Maya Foa, Director at Reprieve

Andy is a British father of three from London, is held under sentence of death, after he was kidnapped and illegally rendered to Ethiopia by the country’s forces in 2014. He is a prominent figure in Ethiopian opposition politics, and his ordeal appears to be linked to a broad crackdown on dissent by Ethiopia’s authorities.

Reprieve, Andy’s partner and children have written to Mr Ellwood, asking him to use his Ethiopia visit to seek Andy’s immediate return to the UK.

An Ethiopian court sentenced Andy to death in absentia in 2009, in proceedings that US diplomats said were “lacking basic elements of due process.” Internal Foreign Office correspondence has suggested that there is no credible evidence to support Mr Tsege’s detention.

The Government has so far refused to seek Andy’s return to Britain, instead asking the Ethiopian authorities for consular access, and for Mr Tsege to be allowed to see a lawyer. Ethiopian officials have told the Foreign Office that Andy has no prospect of appealing his death sentence. The UN, the European Parliament, several MPs and thousands of British people have all called openly for Andy’s release.

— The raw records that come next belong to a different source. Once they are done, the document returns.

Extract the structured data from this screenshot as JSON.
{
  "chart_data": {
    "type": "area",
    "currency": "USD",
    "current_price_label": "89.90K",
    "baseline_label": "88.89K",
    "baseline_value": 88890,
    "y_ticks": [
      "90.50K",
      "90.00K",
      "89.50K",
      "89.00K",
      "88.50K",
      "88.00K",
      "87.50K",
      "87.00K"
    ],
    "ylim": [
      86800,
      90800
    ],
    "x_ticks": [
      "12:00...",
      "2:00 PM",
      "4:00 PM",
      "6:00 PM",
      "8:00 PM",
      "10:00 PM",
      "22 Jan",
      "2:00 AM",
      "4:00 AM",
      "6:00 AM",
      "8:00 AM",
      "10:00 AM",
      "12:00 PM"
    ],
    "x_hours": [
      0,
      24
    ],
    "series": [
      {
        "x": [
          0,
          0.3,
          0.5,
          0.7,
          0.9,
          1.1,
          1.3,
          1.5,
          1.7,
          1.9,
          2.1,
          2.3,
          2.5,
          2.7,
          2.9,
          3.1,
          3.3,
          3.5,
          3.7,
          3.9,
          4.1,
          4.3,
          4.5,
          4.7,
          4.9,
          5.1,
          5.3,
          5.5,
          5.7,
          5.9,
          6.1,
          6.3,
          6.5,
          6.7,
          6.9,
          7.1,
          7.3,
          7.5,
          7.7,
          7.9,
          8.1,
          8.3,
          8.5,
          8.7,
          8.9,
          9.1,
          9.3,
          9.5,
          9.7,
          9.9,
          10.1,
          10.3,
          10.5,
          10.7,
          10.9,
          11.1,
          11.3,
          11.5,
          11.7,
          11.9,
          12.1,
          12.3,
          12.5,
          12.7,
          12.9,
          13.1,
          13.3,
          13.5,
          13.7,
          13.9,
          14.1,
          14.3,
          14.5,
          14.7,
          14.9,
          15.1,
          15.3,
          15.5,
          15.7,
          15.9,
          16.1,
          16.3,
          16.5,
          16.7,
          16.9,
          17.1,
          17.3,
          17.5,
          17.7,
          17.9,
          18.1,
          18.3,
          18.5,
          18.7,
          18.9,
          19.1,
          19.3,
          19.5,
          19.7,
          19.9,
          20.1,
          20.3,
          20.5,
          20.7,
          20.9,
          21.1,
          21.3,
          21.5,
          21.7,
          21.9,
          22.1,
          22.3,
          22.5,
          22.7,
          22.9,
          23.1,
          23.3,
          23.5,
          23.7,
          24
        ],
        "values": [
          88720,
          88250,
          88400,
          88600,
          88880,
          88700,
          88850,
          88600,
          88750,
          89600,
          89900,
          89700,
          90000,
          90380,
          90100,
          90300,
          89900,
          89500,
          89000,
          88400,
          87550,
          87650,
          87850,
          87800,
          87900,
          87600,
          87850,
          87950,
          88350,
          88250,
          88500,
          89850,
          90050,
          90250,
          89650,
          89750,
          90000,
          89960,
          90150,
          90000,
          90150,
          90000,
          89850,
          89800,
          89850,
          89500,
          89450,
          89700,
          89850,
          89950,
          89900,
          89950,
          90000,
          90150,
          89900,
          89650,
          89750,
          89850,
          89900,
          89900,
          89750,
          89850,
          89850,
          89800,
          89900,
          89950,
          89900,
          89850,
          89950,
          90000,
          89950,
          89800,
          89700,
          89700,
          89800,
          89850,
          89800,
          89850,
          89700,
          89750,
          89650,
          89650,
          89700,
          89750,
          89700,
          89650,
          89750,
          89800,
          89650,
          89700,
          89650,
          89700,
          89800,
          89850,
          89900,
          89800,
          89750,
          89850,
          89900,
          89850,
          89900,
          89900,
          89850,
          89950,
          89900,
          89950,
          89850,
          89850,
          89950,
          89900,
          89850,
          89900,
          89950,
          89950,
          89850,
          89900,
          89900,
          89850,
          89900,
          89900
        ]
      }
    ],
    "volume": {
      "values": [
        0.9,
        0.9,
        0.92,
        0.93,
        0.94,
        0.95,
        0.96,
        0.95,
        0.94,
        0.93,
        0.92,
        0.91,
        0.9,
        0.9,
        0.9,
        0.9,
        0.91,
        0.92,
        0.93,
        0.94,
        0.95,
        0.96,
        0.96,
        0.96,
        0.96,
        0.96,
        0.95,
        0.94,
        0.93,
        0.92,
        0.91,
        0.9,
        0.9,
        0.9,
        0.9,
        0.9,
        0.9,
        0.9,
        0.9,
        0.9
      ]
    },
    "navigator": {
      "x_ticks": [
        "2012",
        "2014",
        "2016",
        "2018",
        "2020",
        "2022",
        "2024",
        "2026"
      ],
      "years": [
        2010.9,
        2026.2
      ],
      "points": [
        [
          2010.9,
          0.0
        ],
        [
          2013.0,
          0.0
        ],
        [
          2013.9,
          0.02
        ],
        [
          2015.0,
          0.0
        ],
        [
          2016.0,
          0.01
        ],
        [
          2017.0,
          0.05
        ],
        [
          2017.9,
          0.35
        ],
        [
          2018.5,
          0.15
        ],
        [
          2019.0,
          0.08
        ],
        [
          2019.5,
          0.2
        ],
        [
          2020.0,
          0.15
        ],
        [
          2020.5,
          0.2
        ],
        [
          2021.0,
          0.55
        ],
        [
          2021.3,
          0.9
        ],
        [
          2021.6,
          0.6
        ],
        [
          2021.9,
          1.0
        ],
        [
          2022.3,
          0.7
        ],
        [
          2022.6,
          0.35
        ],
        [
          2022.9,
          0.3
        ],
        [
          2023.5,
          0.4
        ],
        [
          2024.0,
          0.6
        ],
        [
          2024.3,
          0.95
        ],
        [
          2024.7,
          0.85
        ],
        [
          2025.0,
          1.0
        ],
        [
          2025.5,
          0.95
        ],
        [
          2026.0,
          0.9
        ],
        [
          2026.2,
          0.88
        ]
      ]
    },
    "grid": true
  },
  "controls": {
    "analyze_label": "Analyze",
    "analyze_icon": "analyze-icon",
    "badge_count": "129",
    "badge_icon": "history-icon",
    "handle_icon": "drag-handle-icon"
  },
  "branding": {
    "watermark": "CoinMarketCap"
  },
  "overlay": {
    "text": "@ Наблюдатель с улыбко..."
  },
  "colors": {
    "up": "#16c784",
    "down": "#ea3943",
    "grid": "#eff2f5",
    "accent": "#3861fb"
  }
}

“As you know, Andy is held in Ethiopia, under a political death sentence imposed while he was living in London with me and our three children. I don’t have to explain how heartbroken we are, and how the life of our family has been turned upside down in the last two years. Spending a third Christmas without Andy was particularly difficult for us.

I am at a loss as to why the UK Government has not protested Andy’s ordeal more forcefully – and why the FCO will not seek his return home”.